The report was released on 7 July by the UN Children's Fund (UNICEF) to mark Girl's Education Day in Southern Sudan. Only one in five children was in school during the war, it noted, but only one girl in 100 completed a full course of primary schooling. The region has the lowest school enrolment in the world.
"Southern Sudan is considered one of the regions that are seriously off-track in as far as attainment of the Millennium Development Goals is concerned as well as that of attaining universal primary completion," it said.
After the peace agreement, gross enrolment rose by about 23 percent in 2003 and by 35 percent in 2008, and is projected to rise by 55 percent in 2011.
"Following the launch of the Go-To-School initiative on 1 April 2006, enrolment has risen from the wartime estimate of 343,000 to 850,000 by December 2006, and to over 1.3 million by December 2007," the report of a study conducted between August and October 2008, stated.
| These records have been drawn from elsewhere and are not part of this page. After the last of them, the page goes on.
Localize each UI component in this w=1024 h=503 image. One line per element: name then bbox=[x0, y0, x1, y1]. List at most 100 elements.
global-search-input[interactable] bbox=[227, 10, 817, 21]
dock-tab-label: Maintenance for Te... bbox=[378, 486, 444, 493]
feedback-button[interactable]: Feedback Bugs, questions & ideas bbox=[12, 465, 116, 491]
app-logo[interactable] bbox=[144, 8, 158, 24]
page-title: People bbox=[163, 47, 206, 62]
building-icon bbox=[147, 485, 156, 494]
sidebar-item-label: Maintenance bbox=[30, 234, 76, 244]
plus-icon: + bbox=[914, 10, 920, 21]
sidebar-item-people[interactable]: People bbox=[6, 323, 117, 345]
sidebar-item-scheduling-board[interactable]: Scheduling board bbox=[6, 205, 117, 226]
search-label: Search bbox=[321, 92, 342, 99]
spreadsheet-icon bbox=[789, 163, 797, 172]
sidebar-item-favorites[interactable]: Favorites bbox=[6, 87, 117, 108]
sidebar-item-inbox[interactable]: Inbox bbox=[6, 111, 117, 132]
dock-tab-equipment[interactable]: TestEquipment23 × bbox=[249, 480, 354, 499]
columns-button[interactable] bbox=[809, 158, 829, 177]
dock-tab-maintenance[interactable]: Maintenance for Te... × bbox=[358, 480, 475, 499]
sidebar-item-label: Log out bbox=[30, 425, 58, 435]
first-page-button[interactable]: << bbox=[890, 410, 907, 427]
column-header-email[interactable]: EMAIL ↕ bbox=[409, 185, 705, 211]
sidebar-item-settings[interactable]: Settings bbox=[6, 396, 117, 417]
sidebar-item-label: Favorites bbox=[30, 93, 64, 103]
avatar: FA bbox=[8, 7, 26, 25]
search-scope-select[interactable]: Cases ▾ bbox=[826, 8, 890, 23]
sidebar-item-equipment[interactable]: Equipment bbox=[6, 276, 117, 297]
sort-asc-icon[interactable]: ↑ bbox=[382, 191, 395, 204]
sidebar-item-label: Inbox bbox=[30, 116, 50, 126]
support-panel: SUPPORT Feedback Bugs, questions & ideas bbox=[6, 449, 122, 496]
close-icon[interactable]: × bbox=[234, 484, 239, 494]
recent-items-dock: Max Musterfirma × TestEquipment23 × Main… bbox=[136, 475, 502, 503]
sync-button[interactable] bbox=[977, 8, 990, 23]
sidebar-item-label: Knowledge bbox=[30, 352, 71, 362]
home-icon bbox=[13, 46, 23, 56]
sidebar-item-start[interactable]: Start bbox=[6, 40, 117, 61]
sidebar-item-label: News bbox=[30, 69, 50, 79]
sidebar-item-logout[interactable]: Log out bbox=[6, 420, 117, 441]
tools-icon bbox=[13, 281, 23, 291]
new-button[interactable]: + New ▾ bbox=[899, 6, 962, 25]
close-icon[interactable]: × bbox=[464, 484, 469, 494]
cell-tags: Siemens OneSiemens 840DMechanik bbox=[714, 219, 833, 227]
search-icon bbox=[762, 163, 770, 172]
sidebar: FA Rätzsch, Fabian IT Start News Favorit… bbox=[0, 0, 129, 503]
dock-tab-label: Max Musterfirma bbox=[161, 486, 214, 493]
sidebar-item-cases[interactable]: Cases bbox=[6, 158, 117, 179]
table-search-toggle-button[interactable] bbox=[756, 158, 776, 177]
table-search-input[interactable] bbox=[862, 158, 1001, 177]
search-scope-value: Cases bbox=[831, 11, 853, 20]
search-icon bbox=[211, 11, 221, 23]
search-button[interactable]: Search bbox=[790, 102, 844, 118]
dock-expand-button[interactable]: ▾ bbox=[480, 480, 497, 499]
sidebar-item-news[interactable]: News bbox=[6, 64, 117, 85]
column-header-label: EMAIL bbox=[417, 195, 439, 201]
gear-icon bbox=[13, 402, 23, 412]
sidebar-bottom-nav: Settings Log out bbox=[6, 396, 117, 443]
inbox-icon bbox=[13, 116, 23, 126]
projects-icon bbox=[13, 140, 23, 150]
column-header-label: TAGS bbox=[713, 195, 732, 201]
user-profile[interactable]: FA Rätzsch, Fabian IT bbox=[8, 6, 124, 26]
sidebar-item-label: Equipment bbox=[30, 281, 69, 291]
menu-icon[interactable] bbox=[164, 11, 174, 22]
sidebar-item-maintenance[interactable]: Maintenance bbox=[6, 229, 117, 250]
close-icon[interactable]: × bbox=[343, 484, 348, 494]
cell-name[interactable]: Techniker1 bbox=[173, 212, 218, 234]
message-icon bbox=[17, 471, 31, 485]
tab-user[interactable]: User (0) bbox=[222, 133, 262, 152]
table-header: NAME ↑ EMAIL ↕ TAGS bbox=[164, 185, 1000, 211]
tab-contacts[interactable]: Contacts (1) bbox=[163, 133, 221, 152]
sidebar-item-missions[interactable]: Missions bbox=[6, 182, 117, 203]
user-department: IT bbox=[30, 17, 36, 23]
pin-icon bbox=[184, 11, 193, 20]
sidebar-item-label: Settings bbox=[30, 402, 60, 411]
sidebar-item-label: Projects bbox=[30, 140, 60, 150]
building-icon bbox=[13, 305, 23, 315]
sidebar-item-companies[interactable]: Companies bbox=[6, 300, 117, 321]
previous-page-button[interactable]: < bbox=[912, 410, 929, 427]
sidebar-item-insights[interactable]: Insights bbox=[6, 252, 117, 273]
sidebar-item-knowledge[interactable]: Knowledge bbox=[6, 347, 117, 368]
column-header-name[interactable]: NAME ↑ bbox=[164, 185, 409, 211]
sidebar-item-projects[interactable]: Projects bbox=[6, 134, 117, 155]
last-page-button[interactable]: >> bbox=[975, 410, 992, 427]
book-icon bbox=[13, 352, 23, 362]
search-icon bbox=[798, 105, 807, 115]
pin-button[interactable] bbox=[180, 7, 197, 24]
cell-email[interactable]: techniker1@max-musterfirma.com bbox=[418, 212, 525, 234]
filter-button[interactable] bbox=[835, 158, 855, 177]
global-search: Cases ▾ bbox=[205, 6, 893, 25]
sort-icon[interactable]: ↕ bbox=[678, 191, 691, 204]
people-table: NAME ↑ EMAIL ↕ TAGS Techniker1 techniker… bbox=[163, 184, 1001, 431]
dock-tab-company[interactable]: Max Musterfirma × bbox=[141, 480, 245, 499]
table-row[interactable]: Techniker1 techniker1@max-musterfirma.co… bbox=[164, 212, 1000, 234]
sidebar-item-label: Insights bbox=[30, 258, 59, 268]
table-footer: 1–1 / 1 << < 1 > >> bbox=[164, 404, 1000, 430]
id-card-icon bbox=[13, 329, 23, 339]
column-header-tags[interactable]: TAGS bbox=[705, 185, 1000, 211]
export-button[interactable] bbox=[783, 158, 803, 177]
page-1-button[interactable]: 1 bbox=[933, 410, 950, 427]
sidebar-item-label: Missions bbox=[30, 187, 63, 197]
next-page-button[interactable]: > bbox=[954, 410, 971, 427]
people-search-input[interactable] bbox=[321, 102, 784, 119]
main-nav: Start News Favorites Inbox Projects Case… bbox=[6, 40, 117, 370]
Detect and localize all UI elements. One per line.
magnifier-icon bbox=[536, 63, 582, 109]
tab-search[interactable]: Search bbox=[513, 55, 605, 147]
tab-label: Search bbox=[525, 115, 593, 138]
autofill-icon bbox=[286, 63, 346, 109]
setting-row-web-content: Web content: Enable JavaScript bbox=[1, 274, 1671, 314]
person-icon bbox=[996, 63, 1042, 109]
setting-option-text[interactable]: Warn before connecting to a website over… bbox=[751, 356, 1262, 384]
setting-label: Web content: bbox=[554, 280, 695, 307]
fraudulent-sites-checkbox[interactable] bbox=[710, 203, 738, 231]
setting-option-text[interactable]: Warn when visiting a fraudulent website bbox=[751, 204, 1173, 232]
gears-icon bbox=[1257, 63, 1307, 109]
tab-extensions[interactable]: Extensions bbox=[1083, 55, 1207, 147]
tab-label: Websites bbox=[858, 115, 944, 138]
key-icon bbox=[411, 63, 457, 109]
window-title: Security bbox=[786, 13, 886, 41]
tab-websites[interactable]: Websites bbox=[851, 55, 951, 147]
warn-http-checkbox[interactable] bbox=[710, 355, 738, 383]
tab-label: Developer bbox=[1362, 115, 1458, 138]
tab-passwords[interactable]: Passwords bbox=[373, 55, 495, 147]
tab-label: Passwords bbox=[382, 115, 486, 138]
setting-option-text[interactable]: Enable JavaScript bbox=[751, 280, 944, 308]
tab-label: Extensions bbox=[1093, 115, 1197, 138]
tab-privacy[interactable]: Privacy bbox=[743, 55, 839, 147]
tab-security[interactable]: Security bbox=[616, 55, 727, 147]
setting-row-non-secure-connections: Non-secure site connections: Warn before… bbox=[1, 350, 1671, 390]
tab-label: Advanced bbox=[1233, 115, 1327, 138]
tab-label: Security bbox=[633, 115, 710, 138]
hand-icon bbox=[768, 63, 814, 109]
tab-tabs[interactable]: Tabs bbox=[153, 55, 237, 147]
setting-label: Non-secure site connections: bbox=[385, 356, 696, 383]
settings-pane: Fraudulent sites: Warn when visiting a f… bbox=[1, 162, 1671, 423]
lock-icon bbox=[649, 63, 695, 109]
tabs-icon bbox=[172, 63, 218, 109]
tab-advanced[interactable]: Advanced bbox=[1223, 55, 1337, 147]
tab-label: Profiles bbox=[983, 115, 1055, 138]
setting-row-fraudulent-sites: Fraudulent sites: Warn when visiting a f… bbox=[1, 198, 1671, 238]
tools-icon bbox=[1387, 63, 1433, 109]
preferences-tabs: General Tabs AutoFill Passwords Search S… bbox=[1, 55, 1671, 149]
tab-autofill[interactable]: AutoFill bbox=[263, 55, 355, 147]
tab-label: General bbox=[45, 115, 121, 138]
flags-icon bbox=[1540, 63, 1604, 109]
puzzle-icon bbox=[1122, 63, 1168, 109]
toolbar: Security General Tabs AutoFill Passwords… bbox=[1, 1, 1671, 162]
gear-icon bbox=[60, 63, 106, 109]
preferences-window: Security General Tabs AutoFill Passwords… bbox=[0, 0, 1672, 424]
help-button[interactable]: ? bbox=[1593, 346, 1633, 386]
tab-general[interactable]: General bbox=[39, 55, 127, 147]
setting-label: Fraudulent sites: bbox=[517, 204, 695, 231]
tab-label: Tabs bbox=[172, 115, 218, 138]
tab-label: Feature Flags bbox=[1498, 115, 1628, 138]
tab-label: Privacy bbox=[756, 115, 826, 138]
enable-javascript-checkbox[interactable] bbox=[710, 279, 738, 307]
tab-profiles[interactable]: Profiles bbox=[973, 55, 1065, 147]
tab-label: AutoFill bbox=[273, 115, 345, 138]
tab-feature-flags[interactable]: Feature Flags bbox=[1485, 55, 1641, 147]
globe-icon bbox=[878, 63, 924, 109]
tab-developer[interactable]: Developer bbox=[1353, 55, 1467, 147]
The schools, however, still lack adequate facilities, including appropriate sanitary provisions for girls. In 2005, more than 80 percent of school-children had no bench to sit on and only 33 percent of schools had latrines. There is also a shortage of trained teachers.
In some communities, boys were missing school because they had to look after cattle or go fishing, noted the study, while the girls in some schools experienced sexual harassment, early pregnancy and child-to-child violence.
Marriage a priority
A school head in Malakal, Upper Nile State, said many girls could not study to higher levels because they were expected to get married.
"Many guardians are still reluctant to let their girls go to school," Williams Gatmon, the head of Both Diu basic school, told IRIN in Malakal. "Among the Southern Sudanese, it is very important for a girl to marry and bring home the dowry."
"The girls particularly find it hard to go to higher schools," Gatmon said on 7 July.
Set up by the Southern Sudanese government in 2002, mainly to cater for returnee children, the school had 75 female students out of 500 pupils. The girls, aged eight to 20, were enrolled in all classes from four to eight.
The school teaches in English, except for a year-eight Arabic class.
The numbers were higher at Akobo town primary school in Jonglei State. The school, which has classes one to eight, had enrolled 960 girls out of 1,695 children from ages six to 20, according to the headmaster Bhan Tut.
There were two female teachers on the staff of 23. "The school has received a lot of support since the [Comprehensive Peace Agreement] - books and other supplies," Tut told IRIN. "The challenge is to pay the teachers on time. As we speak, we last received salaries in April."